The lessons to be learned from outbreaks of Covid-19 disease in nursing homes, meat processing plants and other congregated settings such as direct provision centres will be hard and far-reaching but need to be established quickly if we are to live safely with this virus.
The number of clusters of infection in residential care facilities, including nursing homes, and, in more recent times, meat processing plants and other at-risk areas shows the difficult balance to be struck. There is a delicate inter-play between reopening safely and suppressing the reproduction rate of the disease.
Deaths in residential care facilities account for 62 per cent of more than 1,500 from Covid-19 in the State. Nursing homes account for the lion’s share of that, or 54 per cent of all fatalities. While the devastation is clear in those settings, the route that the virus travelled to get into the facilities, leaving 257 nursing homes battling Covid-19 clusters, is still being understood.
As the increase in nursing home outbreaks has slowed, focus has turned to meat plants where close proximity, labour-intensive work involving many staff on rigid butchering lines has helped spread of the virus.
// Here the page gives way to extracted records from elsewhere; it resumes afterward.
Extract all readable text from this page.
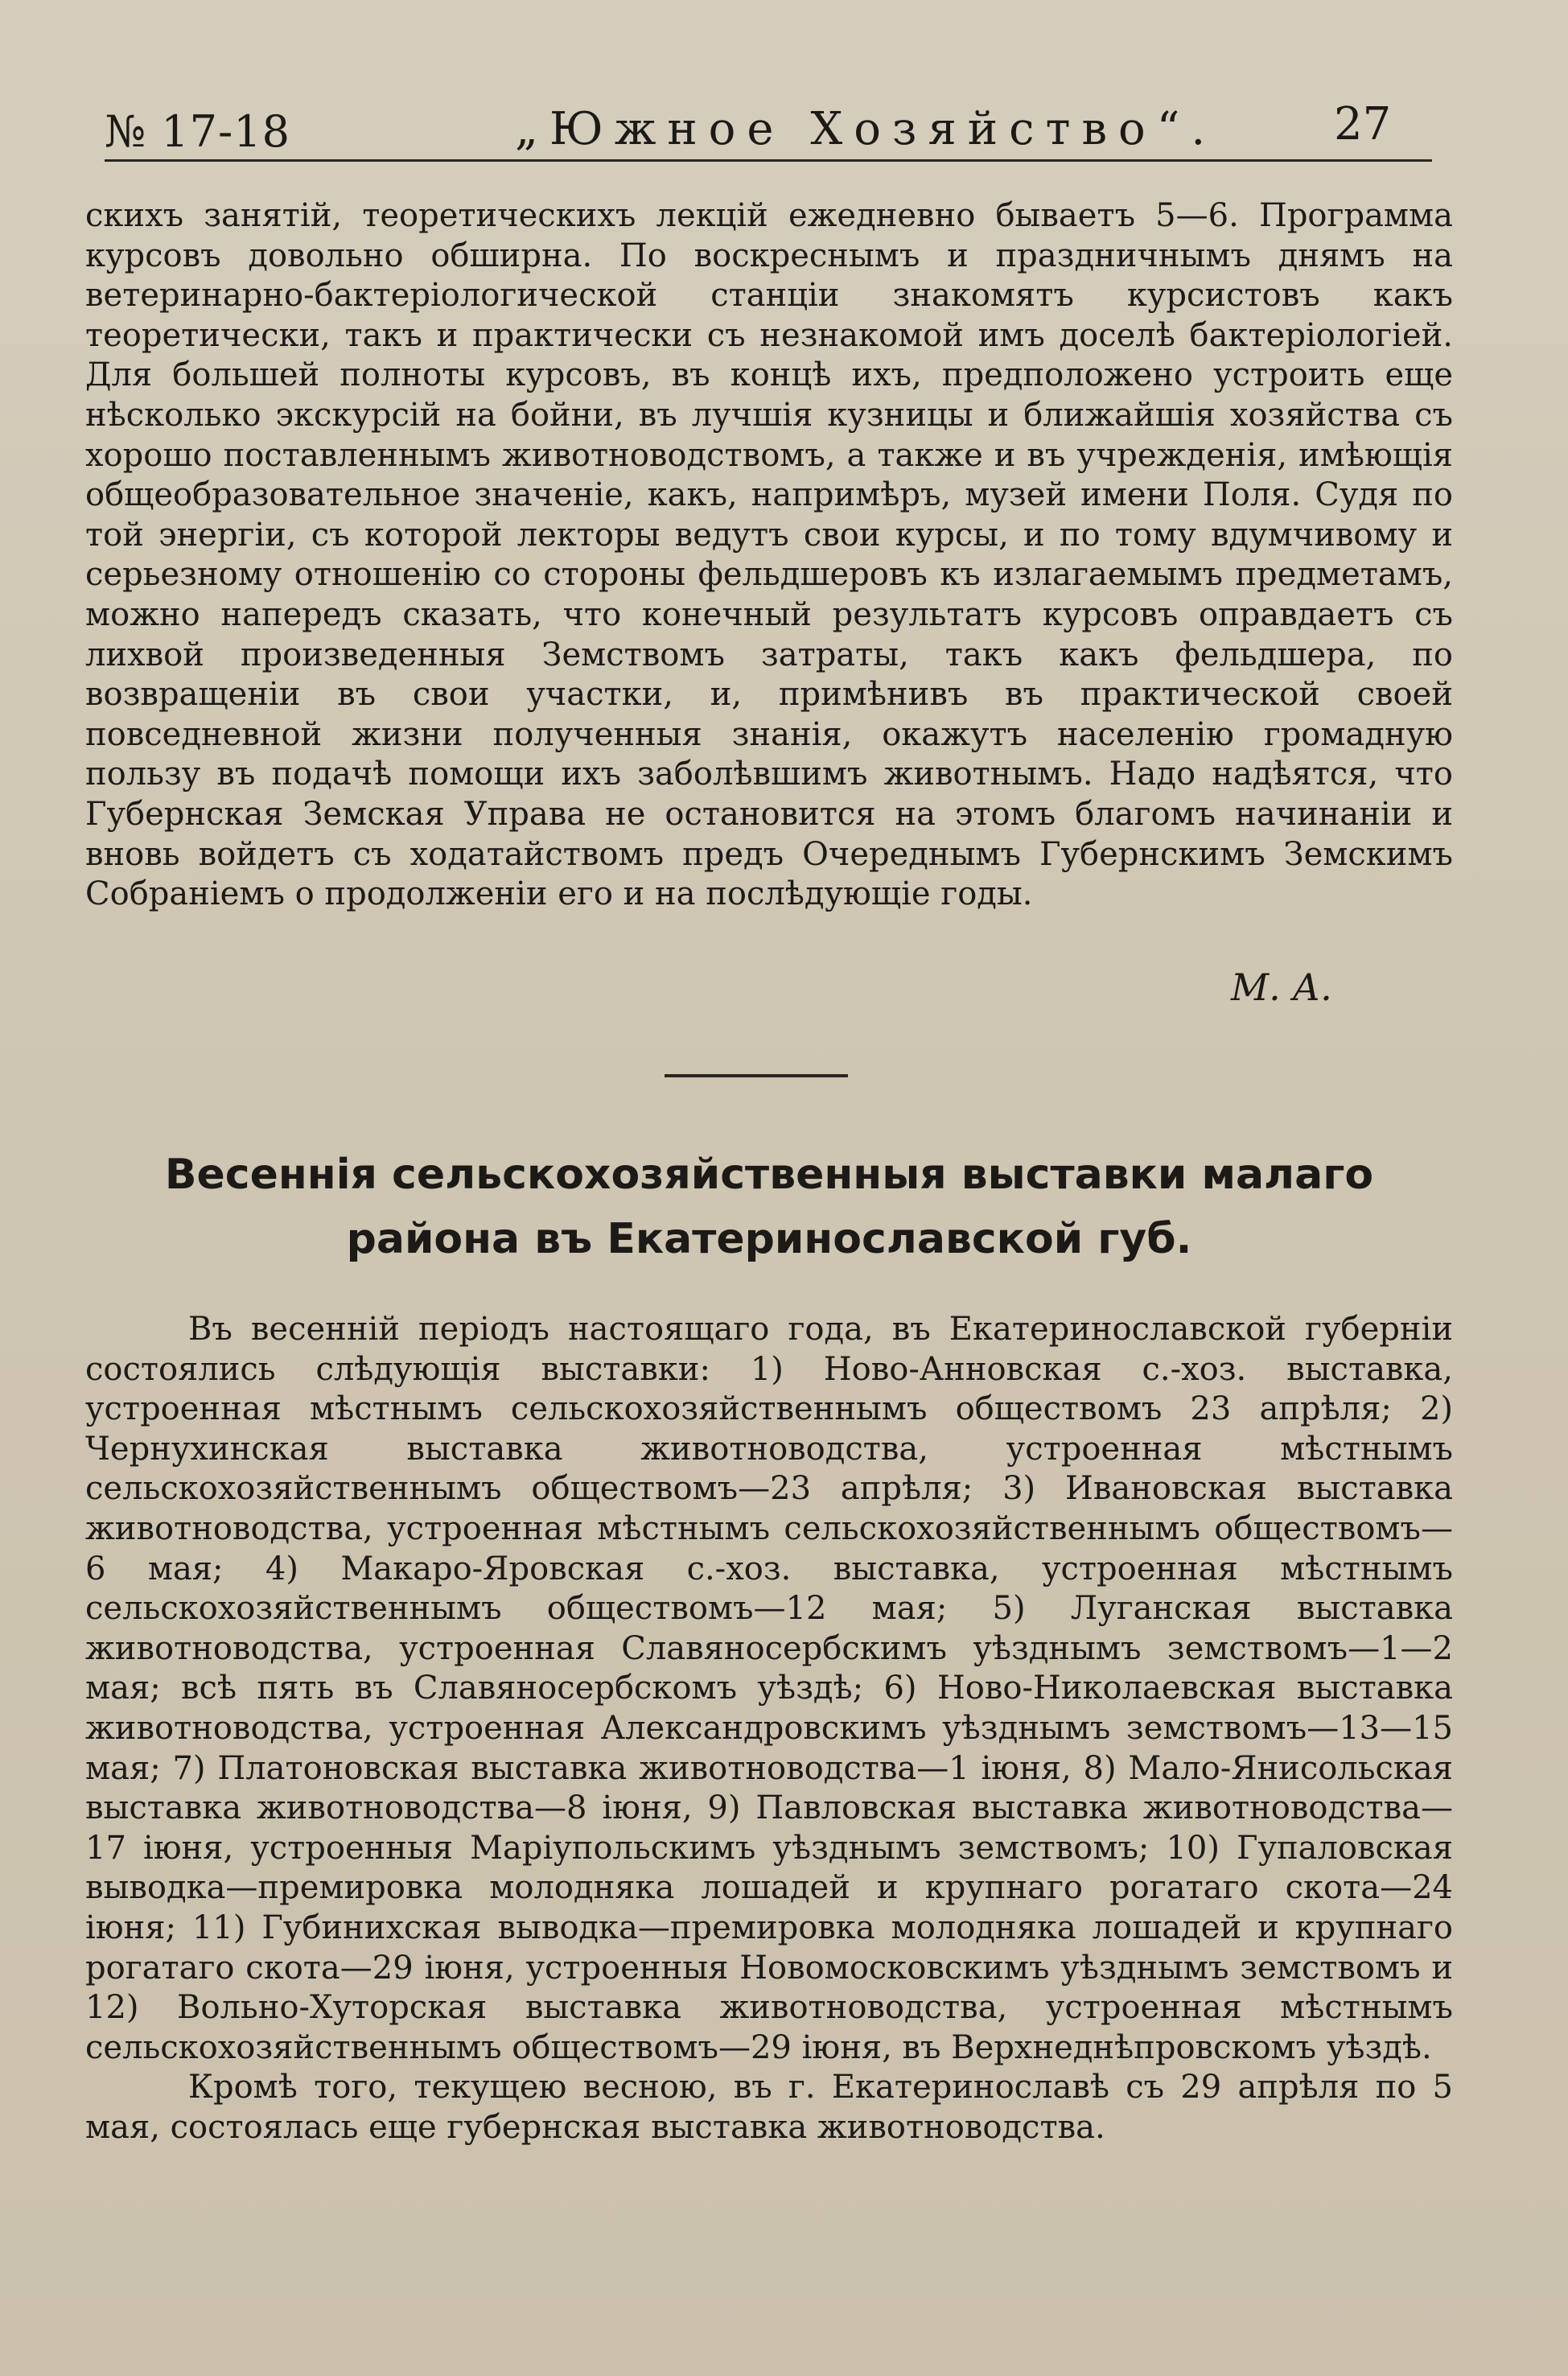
№ 17-18	„Южное Хозяйство“.	27

скихъ занятій, теоретическихъ лекцій ежедневно бываетъ 5—6. Программа курсовъ довольно обширна. По воскреснымъ и праздничнымъ днямъ на ветеринарно-бактеріологической станціи знакомятъ курсистовъ какъ теоретически, такъ и практически съ незнакомой имъ доселѣ бактеріологіей. Для большей полноты курсовъ, въ концѣ ихъ, предположено устроить еще нѣсколько экскурсій на бойни, въ лучшія кузницы и ближайшія хозяйства съ хорошо поставленнымъ животноводствомъ, а также и въ учрежденія, имѣющія общеобразовательное значеніе, какъ, напримѣръ, музей имени Поля. Судя по той энергіи, съ которой лекторы ведутъ свои курсы, и по тому вдумчивому и серьезному отношенію со стороны фельдшеровъ къ излагаемымъ предметамъ, можно напередъ сказать, что конечный результатъ курсовъ оправдаетъ съ лихвой произведенныя Земствомъ затраты, такъ какъ фельдшера, по возвращеніи въ свои участки, и, примѣнивъ въ практической своей повседневной жизни полученныя знанія, окажутъ населенію громадную пользу въ подачѣ помощи ихъ заболѣвшимъ животнымъ. Надо надѣятся, что Губернская Земская Управа не остановится на этомъ благомъ начинаніи и вновь войдетъ съ ходатайствомъ предъ Очереднымъ Губернскимъ Земскимъ Собраніемъ о продолженіи его и на послѣдующіе годы.

М. А.
Весеннія сельскохозяйственныя выставки малаго
района въ Екатеринославской губ.

Въ весенній періодъ настоящаго года, въ Екатеринославской губерніи состоялись слѣдующія выставки: 1) Ново-Анновская с.-хоз. выставка, устроенная мѣстнымъ сельскохозяйственнымъ обществомъ 23 апрѣля; 2) Чернухинская выставка животноводства, устроенная мѣстнымъ сельскохозяйственнымъ обществомъ—23 апрѣля; 3) Ивановская выставка животноводства, устроенная мѣстнымъ сельскохозяйственнымъ обществомъ—6 мая; 4) Макаро-Яровская с.-хоз. выставка, устроенная мѣстнымъ сельскохозяйственнымъ обществомъ—12 мая; 5) Луганская выставка животноводства, устроенная Славяносербскимъ уѣзднымъ земствомъ—1—2 мая; всѣ пять въ Славяносербскомъ уѣздѣ; 6) Ново-Николаевская выставка животноводства, устроенная Александровскимъ уѣзднымъ земствомъ—13—15 мая; 7) Платоновская выставка животноводства—1 іюня, 8) Мало-Янисольская выставка животноводства—8 іюня, 9) Павловская выставка животноводства—17 іюня, устроенныя Маріупольскимъ уѣзднымъ земствомъ; 10) Гупаловская выводка—премировка молодняка лошадей и крупнаго рогатаго скота—24 іюня; 11) Губинихская выводка—премировка молодняка лошадей и крупнаго рогатаго скота—29 іюня, устроенныя Новомосковскимъ уѣзднымъ земствомъ и 12) Вольно-Хуторская выставка животноводства, устроенная мѣстнымъ сельскохозяйственнымъ обществомъ—29 іюня, въ Верхнеднѣпровскомъ уѣздѣ.

Кромѣ того, текущею весною, въ г. Екатеринославѣ съ 29 апрѣля по 5 мая, состоялась еще губернская выставка животноводства.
There are challenges beyond the workplace as lower-paid employees, often foreign nationals, at these plants share multiple-occupancy rental accommodation, a fact that has led public health officials to find them alternative accommodation to stem outbreaks.
The nature of nursing home employment, with many relying on agency staff, some of whom also share accommodation and work in multiple locations on a shift basis, is believed to be one of the factors that has contributed to the spread of the virus to different care homes.
The complications of work and life outside of work for all these high-risk settings mean extra precautions and careful monitoring, along with regular testing, will be required over the coming months. Getting it right in these locations will help guide a safe return for others to the “new normal” that this pandemic will leave behind.